Why not remove type erasure from the next JVM?
Type erasure is more than just a byte code feature that you can turn on or off.
It affects the way the entire runtime environment works. If you want to be able to query the generic type of every instance of a generic class, it implies that meta information, comparable to a runtime Class
representation, is created for each object instantiation of a generic class.
If you write new ArrayList<String>(); new ArrayList<Number>(); new ArrayList<Object>()
you are not only creating three objects, you are potentially creating three additional meta objects reflecting the types, ArrayList<String>
, ArrayList<Number>
, and ArrayList<Object>
, if they didn’t exist before.
Consider that there are thousand of different List
signatures in use in a typical application, most of them never used in a place where the availability of such Reflection is required (due to the absence of this feature, we could conclude that currently, all of them work without such a Reflection).
This, of course, multiplies, thousand different generic list types imply thousand different generic iterator types, thousand spliterator and Stream incarnations, not even counting the internal classes of the implementation.
And it even affects places without an object allocation which are currently exploting the type erasure under the hood, e.g. Collections.emptyList()
, Function.identity()
or Comparator.naturalOrder()
, etc. return the same instance each time they are invoked. If you insist on having the particalar captured generic type reflectively inspectable, this won’t work anymore. So if you write
List<String> list=Collections.emptyList();
List<Number> list=Collections.emptyList();
you would have to receive two distinct instances, each of them reporting a different on getClass()
or the future equivalent.
It seems, people wishing for this ability have a narrow view on their particular method, where it would be great if they could reflectively find out whether one particular parameter is actually one out of two or three types, but never think about the weight of carrying meta information about potentially hundreds or thousands generic instantiations of thousands of generic classes.
This is the place where we have to ask what we gain in return: the ability to support a questionable coding style (this is what altering the code’s behavior due to information found via Reflection is all about).
The answer so far only addressed the easy aspect of removing type erasure, the desire the introspect the type of an actual instance. An actual instance has a concrete type, which could be reported. As mentioned in this comment from the user the8472, the demand for removal of type erasure often also implies the wish for being able to cast to (T)
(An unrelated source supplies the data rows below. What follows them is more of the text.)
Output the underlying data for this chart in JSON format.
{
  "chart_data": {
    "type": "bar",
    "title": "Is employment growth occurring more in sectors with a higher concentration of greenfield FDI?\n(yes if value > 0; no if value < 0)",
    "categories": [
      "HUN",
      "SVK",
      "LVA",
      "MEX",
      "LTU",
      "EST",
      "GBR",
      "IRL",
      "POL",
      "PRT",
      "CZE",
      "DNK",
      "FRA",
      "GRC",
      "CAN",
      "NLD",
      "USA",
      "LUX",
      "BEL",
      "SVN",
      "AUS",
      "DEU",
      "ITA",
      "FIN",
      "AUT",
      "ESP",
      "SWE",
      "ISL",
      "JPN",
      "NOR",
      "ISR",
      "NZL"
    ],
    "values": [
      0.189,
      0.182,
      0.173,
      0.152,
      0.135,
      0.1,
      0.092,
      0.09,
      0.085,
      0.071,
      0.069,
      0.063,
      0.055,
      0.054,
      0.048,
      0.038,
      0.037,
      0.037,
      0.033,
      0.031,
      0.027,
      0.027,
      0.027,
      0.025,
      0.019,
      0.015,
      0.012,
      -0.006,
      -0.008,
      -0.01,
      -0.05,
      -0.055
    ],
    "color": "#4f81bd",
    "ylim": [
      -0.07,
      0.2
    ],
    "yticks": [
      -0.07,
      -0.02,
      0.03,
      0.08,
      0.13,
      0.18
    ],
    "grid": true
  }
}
or create an array via new T[]
or access the type of a type variable via T.class
.
This would raise the true nightmare. A type variable is a different beast than the actual type of a concrete instance. A type variable could resolve to a, e.g. ? extends Comparator<? super Number>
to name one (rather simple) example. Providing the necessary meta information would imply that not only object allocation becomes much more expensive, every single method invocation could impose these additional cost, to an even bigger extend as we are now not only talking about the combination of generic classes with actual classes, but also every possible wildcarded combination, even of nested generic types.
Keep in mind that the actual type of a type parameter could also refer to other type parameters, turning the type checking into a very complex process, which you not only have to repeat for every type cast, if you allow to create an array out of it, every storage operation has to repeat it.
Besides the heavy performance issue, the complexity raises another problem. If you look at the bug tracking list of javac
or related questions of Stackoverflow, you may notice that the process is not only complex, but also error prone. Currently, every minor version of javac
contains changes and fixes regarding generic type signature matching, affecting what will be accepted or rejected. I’m quite sure, you don’t want intrinsic JVM operations like type casts, variable assignments or array stores to become victim of this complexity, having a different idea of what is legal or not in every version or suddenly rejecting what javac
accepted at compile-time due to mismatching rules.
Your understanding of backwards compatibility is wrong.
The desired goal is for new JVM's to be able to run old library code correctly and unchanged even with new code. This allows users to upgrade their Java versions reliably even to much newer versions than the code was written for.
To some extent erasure will be removed in the future with project valhalla to enable specialized implementations for value types.
Or to put it more accurately, type erasure really means the absence of type specialization for generics, and valhalla will introduce specialization over primitives.
Specifically I'm asking if there are any technical reasons why type erasure couldn't be removed in the next version of the JVM
Performance. You don't have to generate specialized code for all combinations of generic types, instances or generated classes don't have to carry type tags, polymorphic inline caches and runtime type checks (compiler-generated instanceof
checks) stay simple and we still get most of the type-safety through compile-time checks.
Of course there are also plenty of downsides, but the tradeoff has already been made, and the question what would motivate the JVM devs to change that tradeoff.
And it might also be a compatibility thing, there could be code that performs unchecked casts to abuse generic collections by relying on type erasure that would break if the type constraints were enforced.